Em Kansuke Yamamoto poesia e plástica
se mesclam na evocação de uma metáfora da liberdade e na crítica refinada da sociedade
contemporânea, firmando os postulados do Surrealismo no sentido de uma recusa da
dicotomia entre realidade e pensamento. Ele também criou uma revista de poesia,
Yoru no Funsui (Fonte da noite), porém ao sair o quarto número foi forçado, pela Polícia
do Pensamento, a fechá-la. A este respeito, observa a crítica Meghan Maloney:
Em 1939, Yamamoto foi forçado pelos Tokko a parar de
imprimir sua revista de poesia surrealista Yoru no Funsui (A Fonte da Noite) depois
de apenas quatro edições. No entanto, ele continuou a cultivar uma obra ampla e
experimental que variava em técnica entre fotografias tradicionais, impressão combinada,
fotogramas e colagens. Como antes, Yamamoto usou a metáfora como dissidência, concentrando-se
em motivos de expressão sufocada e na dissipação de formas humanas, misturando-as
em paisagens. Ele foi profundamente inspirado pelas obras de René Magritte e André
Breton, com quem se encontrou pela primeira vez na Exposição de Obras Surrealistas
de Tóquio em 1937. Grande parte de seu trabalho, incluindo Madame Q.

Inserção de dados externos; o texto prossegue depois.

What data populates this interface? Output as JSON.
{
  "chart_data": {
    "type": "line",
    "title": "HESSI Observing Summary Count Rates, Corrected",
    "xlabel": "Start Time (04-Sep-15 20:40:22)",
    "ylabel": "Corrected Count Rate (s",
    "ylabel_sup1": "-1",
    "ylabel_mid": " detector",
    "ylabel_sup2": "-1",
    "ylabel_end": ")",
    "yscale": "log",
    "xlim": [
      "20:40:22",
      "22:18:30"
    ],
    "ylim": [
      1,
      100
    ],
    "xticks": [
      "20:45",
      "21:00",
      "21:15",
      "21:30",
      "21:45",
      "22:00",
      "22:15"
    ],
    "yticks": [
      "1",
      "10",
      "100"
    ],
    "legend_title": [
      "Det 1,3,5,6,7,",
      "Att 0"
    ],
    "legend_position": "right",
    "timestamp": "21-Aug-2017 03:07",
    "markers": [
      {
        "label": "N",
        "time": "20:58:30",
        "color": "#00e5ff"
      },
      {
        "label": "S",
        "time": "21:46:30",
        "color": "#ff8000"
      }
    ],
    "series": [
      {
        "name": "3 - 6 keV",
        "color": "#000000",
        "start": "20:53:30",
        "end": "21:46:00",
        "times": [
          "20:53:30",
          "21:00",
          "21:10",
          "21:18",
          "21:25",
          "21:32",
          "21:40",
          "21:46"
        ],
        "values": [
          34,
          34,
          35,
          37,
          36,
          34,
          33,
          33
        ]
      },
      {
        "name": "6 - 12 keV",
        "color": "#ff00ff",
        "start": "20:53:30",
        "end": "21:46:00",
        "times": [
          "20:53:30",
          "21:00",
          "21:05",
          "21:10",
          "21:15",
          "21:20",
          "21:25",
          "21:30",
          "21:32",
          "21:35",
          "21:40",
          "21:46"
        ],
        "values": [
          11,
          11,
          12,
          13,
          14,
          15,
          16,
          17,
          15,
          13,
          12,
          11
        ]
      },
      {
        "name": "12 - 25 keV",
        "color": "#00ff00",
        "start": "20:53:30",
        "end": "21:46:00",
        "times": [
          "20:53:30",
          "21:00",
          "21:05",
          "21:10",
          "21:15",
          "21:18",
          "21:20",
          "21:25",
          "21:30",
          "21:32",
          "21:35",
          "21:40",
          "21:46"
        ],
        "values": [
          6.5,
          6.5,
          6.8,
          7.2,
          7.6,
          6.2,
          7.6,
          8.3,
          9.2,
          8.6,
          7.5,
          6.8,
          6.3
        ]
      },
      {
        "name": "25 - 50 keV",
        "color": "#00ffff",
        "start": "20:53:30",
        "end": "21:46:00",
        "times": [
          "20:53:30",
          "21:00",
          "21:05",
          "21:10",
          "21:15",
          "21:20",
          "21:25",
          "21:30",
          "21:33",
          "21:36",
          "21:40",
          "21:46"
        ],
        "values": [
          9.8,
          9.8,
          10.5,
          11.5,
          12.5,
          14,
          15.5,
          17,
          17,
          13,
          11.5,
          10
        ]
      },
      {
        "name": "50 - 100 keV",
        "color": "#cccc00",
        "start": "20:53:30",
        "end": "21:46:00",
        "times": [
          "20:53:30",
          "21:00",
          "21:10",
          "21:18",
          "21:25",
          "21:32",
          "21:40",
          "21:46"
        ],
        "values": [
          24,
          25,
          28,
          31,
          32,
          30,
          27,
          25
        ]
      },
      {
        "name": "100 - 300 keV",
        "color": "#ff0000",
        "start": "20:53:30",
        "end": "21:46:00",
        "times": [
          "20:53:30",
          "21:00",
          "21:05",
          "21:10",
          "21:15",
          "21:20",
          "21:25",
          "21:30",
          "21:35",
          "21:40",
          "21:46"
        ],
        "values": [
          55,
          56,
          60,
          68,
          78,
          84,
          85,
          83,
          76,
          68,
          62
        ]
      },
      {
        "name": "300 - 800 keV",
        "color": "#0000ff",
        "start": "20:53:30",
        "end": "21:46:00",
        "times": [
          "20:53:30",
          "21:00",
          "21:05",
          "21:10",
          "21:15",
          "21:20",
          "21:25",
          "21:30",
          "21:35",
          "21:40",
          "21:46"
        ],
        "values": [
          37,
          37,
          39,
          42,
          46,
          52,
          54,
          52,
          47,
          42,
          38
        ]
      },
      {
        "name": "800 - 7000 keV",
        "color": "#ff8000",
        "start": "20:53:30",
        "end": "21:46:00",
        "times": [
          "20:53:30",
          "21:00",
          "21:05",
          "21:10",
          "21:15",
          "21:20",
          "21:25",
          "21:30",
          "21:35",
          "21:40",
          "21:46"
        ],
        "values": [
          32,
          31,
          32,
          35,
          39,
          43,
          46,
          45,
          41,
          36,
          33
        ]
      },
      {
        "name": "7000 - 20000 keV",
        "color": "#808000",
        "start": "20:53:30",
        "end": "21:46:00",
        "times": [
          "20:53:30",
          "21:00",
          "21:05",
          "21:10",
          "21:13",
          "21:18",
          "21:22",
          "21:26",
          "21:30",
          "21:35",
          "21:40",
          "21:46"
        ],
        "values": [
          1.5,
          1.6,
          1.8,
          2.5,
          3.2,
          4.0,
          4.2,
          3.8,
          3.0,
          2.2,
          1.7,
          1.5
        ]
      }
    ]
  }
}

(1950) e mais expressamente My Thin-Aired Room (1956) (seguindo de perto Man With
Newspaper de Magritte [1928]) foi inspirado por esses e outros artistas
europeus contemporâneos. Mantendo-se membro de várias associações de fotografia,
ele pôde continuar distribuindo seu trabalho e participando da cultura fotográfica
japonesa.
Kansuke começou a escrever poemas em
1930, e no ano seguinte acrescentou a seus valores criativos a fotografia, já claramente
interessado em descobrir suas perspectivas surrealistas. Em 1931 ele reuniu um grupo
de fotógrafos, em torno de uma Associação Independente de Pesquisa em Fotografia
(Dokuritsu Shashin Kenkyukai). Segundo
ele, a sua principal fonte de estímulo foi a Exposição de Trabalhos Surrealistas
Ultramarinos (Kaigai Chogenjitsushugi Sakuhinten, 1937), que inclusive o teria levado
a conceber o jornal Yoru no Funsui. Dentre
suas outras atividades, quase sempre destacando a fotografia, se incluem a criação
de um outro grupo de fotógrafos, Seidosha, 1938, e sua participação no grupo de
poetas vanguardistas, VOU, criado em 1939 e que teria uma ação bastante duradoura
até 1978. Kansuke atua tanto na organização de exposições como na publicação de
um diário do grupo, onde inclui seus poemas. Em sua fotografia, ele se utilizou
de várias técnicas surrealistas, como a colagem e a fotomontagem, experiências com
fotogramas e fotografias seriadas, porém organizando essas técnicas na direção de
uma busca de motivos e interesses da cultura japonesa.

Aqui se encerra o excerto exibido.